The Recovery-friendly Church
It is important to emphasize that congregations need not have ‘recovery programs’ to be actively supportive of recovery. A congregation that ‘does grace’ instead of shame in all of its affairs will be profoundly helpful to people in recovery even though it lacks support groups or other elements of recovery programming. I once encouraged a pastor who did not think it was possible to develop a recovery ministry in his congregation to change the way he did the ‘welcome’ at the beginning of each worship service. This was the smallest part of the worship service and the part he thought would be easiest to change. His assignment was to welcome the people who actually came to church. One Sunday, for example, he said “I know that many people who come to this church experienced very abusive childhoods and that sometimes an experience like that makes it difficult to come to church later on in life. If that fits your situation, I want to particularly thank you for coming today. I appreciate your trust and value your participation.” That’s all he did. The effect was profound. Without inventing new programs he was soon well on his way to reshaping the congregation into a place both safe for and helpful to people in recovery. Learning to tell the truth was the key. It is the heart of all recovery. And it will be at the heart of any local church that wishes to be involved in recovery ministry.

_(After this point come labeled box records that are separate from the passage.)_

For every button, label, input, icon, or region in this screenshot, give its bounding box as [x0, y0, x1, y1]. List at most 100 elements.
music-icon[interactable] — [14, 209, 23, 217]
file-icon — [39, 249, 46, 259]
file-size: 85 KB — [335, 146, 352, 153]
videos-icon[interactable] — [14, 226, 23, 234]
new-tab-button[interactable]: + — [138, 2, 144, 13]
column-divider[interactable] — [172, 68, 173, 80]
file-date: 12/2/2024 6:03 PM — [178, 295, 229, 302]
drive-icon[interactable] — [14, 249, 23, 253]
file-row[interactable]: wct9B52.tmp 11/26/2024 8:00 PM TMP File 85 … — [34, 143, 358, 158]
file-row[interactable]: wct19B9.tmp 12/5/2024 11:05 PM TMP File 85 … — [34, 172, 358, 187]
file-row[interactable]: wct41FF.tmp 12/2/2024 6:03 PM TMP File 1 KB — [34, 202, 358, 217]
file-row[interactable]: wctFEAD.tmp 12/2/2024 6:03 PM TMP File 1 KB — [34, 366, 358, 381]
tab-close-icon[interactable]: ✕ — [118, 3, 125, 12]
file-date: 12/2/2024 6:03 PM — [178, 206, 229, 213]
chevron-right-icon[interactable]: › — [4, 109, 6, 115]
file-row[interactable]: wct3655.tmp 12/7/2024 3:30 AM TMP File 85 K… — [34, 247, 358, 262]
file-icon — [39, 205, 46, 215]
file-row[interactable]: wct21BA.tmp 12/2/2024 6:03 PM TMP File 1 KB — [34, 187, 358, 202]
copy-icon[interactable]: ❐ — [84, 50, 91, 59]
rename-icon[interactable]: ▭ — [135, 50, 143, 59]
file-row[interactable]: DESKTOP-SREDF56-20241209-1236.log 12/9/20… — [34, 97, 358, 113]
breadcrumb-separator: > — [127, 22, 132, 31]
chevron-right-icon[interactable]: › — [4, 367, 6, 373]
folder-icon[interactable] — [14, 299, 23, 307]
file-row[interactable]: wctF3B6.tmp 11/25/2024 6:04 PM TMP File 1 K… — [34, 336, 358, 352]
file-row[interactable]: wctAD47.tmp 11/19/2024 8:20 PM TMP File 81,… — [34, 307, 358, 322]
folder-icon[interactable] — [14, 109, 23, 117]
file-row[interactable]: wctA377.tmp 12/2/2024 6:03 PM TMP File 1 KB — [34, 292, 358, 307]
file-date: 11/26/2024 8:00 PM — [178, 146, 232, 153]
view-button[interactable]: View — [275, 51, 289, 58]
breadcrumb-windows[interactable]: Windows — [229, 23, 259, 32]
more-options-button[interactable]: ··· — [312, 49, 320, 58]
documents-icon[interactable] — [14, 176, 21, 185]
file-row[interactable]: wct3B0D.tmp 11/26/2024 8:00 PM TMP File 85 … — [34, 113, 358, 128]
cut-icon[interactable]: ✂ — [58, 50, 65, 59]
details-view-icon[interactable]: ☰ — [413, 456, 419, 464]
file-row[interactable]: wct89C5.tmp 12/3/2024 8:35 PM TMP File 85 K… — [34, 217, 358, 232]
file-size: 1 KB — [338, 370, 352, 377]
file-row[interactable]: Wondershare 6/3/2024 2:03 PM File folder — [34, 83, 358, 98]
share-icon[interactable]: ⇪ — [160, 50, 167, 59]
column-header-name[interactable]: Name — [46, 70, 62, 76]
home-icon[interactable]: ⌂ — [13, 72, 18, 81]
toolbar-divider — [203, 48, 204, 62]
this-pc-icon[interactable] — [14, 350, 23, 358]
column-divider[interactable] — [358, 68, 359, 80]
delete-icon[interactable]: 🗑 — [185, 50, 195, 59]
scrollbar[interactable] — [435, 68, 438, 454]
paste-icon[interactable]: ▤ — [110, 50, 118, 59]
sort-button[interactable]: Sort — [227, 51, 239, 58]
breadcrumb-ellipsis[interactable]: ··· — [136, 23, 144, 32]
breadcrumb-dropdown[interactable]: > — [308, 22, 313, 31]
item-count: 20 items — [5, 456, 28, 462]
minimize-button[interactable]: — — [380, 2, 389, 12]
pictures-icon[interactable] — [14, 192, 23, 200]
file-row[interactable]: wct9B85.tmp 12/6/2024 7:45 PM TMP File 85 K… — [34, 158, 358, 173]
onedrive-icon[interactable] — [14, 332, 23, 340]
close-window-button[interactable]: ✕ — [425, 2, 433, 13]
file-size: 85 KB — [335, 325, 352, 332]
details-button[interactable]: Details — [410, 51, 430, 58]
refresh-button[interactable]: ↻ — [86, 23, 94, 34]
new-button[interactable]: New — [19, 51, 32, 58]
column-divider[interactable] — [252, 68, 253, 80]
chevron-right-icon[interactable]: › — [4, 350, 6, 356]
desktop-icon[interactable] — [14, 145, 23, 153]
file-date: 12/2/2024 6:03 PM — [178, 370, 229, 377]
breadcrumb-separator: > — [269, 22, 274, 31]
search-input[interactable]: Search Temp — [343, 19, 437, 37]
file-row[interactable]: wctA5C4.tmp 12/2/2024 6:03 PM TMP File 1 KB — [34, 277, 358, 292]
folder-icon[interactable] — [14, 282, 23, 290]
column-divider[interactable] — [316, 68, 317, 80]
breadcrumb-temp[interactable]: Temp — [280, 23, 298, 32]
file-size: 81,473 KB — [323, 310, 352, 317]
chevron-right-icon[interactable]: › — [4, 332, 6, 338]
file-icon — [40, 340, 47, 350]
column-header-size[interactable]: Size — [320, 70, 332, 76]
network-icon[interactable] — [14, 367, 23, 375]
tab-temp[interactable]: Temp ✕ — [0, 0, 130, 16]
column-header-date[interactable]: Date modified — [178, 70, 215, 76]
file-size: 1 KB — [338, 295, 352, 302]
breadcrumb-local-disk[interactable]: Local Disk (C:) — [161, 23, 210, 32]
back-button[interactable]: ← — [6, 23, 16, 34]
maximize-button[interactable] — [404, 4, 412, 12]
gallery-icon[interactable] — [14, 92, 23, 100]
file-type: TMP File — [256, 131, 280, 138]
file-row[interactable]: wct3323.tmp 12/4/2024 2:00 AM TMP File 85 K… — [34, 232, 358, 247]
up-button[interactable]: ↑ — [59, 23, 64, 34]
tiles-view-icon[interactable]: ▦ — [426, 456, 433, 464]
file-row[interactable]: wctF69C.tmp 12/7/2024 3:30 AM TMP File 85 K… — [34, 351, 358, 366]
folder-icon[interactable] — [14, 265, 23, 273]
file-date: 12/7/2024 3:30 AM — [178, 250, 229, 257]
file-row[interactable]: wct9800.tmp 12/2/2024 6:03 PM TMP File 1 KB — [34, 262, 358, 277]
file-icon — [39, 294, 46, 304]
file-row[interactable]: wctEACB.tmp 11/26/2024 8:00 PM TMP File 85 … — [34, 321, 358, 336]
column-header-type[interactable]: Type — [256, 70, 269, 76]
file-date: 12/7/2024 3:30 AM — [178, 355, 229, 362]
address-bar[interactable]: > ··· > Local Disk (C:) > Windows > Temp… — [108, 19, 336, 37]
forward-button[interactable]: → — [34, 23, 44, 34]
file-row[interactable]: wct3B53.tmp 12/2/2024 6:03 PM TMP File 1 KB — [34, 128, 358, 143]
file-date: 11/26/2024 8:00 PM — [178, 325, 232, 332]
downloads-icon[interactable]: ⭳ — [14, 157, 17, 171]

Another approach to being a “recovery-friendly” congregation without developing recovery programming is to become an information resource for people who need recovery resources. If when you walk into a church you get a list of all of the resources available in the community for people who are recovering from addiction, abuse or trauma–people will notice that. It sends a powerful message: You don”t have to be “well” to be a part of this congregation. We are all struggling. And that”s okay. This is a safe place to seek progress not perfection.”
The Church in Recovery
In the United States there are increasing numbers of people who are not satisfied with having a church with a couple of “bridge” Twelve Step groups or even a Recovery Department. They want everything about the congregation to be about recovery. The worship. The missions program. The children”s educational program. Everything. There are not yet many examples of congregations who have taken this approach. In this model, ‘recovery’ becomes the central paradigm of the congregation. Participation in recovery becomes as much a part of ‘doing church’ as participation in worship services–in some cases (following Wesley!) participation in recovery groups may be a prerequisite for participation in large group meetings. A good example of this might be several Salvation Army treatment programmes that have recently planted churches for the graduates of their programme. They just could not find appropriate churches to send their graduate to, so they have started to build their own. It is still too early, or so it seems to me, to know how effective this approach to recovery ministry will be. I suspect we may need to make more mistakes in this direction before we know how to do it well! This is a kind of strategy that it works best, of course, in church planting situtations rather than trying to subvert the strategy of an existing church.
I hope this very brief overview has been helpful. May God grant you the serenity you need this day.